C’est dans ce contexte habilement mis en place par Caryl Férey que vient se greffer une enquête policière portant sur le meurtre d’un jeune ouvrier agricole noir, Sam. Parallèlement, à quelques encablures de là, le bébé de la jeune Nkosazana est enlevé. Le lieutenant Shane Shepperd est dépêché sur place. Il occupe une position centrale dans le récit, puisque s’articulent autour de lui les différents protagonistes des deux affaires, mais aussi Amy, sa maîtresse, la fille d’un puissant homme politique, qu’il voit dans la luxueuse villa de Van Der Wiese, avec qui elle est en couple, et qui a la particularité d’être l’adversaire idéologique de son père. L’introduction de Shane Shepperd n’a pas lieu sans humour : il doit fuir en urgence la résidence de VDW sous peine de voir sa relation adultère avec Amy éventée, ce qui semble beaucoup l’amuser. Cette dernière est pétrie de contradictions, puisqu’elle s’indigne des politiques de discrimination positive mais ne voit aucun mal à coucher avec son propre patron, lequel se double en plus d’un politicien ségrégationniste.
Sangoma : Les Damnés de Cape Town décrit parfaitement, et sans jamais ankyloser son récit, les rapports tendus entre Afrikaners et Noirs sud-africains. Caryl Férey et le dessinateur Corentin Rouge (dont le travail est irréprochable et le sens de l’image, confondant) vont même plus loin en mettant en scène les manipulations politiques rendues possibles par le recours à des miliciens armés. Ils caractérisent Éva Pienaar comme une personnalité obstinée et fière de ses racines. Elle se voit en effet comme issue d’une famille de « descendants de pionniers ». Dans cette Afrique du Sud post-apartheid, les Noirs font valoir leurs droits originels sur les terres, tandis que les Blancs mettent l’accent sur une méritocratie liée à leurs investissements et travaux passés.
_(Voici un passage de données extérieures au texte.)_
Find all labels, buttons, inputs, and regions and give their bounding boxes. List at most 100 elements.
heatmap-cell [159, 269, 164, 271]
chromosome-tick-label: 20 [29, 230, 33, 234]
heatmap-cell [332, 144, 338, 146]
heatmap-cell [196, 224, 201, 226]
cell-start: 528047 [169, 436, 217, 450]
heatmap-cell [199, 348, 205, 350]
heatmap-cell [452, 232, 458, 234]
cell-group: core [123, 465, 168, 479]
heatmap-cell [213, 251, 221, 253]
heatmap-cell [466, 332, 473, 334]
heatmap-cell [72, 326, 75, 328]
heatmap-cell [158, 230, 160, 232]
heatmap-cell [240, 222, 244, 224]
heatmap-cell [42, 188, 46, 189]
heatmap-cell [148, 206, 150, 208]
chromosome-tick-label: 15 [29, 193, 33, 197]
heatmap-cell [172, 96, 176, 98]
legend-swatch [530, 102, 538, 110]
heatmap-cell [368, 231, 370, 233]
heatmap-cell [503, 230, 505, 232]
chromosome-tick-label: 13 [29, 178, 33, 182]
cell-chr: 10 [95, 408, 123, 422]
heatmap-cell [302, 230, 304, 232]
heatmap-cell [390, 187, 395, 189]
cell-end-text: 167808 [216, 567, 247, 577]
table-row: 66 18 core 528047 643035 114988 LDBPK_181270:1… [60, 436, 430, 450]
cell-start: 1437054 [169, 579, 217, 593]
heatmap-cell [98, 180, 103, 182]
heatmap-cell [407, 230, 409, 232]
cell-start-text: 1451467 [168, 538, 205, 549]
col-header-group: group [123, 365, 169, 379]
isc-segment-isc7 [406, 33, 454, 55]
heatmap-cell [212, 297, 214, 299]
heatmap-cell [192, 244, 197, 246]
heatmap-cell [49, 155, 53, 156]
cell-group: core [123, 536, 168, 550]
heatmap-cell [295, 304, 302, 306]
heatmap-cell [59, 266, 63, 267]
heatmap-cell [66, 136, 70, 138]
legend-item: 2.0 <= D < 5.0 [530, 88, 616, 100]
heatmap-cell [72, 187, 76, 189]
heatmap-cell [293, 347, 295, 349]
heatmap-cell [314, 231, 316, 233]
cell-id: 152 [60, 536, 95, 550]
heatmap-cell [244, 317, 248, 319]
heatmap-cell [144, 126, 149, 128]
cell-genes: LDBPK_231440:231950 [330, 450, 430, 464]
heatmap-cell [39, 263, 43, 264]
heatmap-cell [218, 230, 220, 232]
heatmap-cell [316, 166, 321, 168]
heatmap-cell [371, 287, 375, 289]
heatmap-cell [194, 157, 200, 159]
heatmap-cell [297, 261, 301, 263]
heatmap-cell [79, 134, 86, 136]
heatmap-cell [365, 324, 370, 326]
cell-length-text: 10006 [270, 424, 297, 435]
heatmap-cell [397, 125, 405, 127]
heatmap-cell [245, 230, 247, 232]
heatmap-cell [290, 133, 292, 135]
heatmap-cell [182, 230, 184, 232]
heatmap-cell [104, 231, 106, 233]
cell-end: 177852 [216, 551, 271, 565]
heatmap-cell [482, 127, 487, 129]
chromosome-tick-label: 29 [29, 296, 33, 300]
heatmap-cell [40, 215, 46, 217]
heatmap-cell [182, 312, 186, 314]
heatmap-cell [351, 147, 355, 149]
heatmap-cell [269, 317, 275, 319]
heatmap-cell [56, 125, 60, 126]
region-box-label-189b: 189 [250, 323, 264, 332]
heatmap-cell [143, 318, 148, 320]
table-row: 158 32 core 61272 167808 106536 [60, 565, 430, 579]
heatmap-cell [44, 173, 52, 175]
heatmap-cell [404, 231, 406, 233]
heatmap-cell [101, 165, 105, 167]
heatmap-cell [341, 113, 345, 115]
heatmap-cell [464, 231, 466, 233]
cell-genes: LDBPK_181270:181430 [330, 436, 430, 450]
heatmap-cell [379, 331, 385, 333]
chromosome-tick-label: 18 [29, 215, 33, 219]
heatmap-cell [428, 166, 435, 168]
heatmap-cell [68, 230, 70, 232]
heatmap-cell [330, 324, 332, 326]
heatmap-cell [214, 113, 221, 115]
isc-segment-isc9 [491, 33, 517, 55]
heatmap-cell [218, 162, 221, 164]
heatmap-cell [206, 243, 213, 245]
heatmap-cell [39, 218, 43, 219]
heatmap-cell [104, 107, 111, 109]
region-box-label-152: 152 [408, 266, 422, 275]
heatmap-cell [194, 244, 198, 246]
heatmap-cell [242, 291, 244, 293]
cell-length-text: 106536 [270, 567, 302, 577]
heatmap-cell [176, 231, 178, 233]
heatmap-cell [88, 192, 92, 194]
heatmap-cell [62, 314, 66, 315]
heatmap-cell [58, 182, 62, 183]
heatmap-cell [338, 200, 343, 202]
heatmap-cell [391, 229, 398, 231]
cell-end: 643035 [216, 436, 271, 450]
Les faits de terrorisme, les accusations de génocide, pilotés à distance, rendront l’atmosphère politico-raciale encore plus irrespirable.
La densité de l’album est encore renforcée par les passages dans le township de Mitchell’s Plain et les intrigues sur les guérisseurs sangoma, des tradipraticiens qui s’opposent à la médecine occidentale. Sangoma : Les Damnés de Cape Town recèle aussi un secret familial symptomatique des liens entre communautés dont le récit abonde. Mieux, ce one-shot ne se cantonne à l’effeuillage d’un pays malade de ses ségrégations, il fait preuve d’humour, d’action ou de violence, sans faute de goût ni de rythme, et en liant adroitement les protagonistes les uns aux autres. Malin et haletant.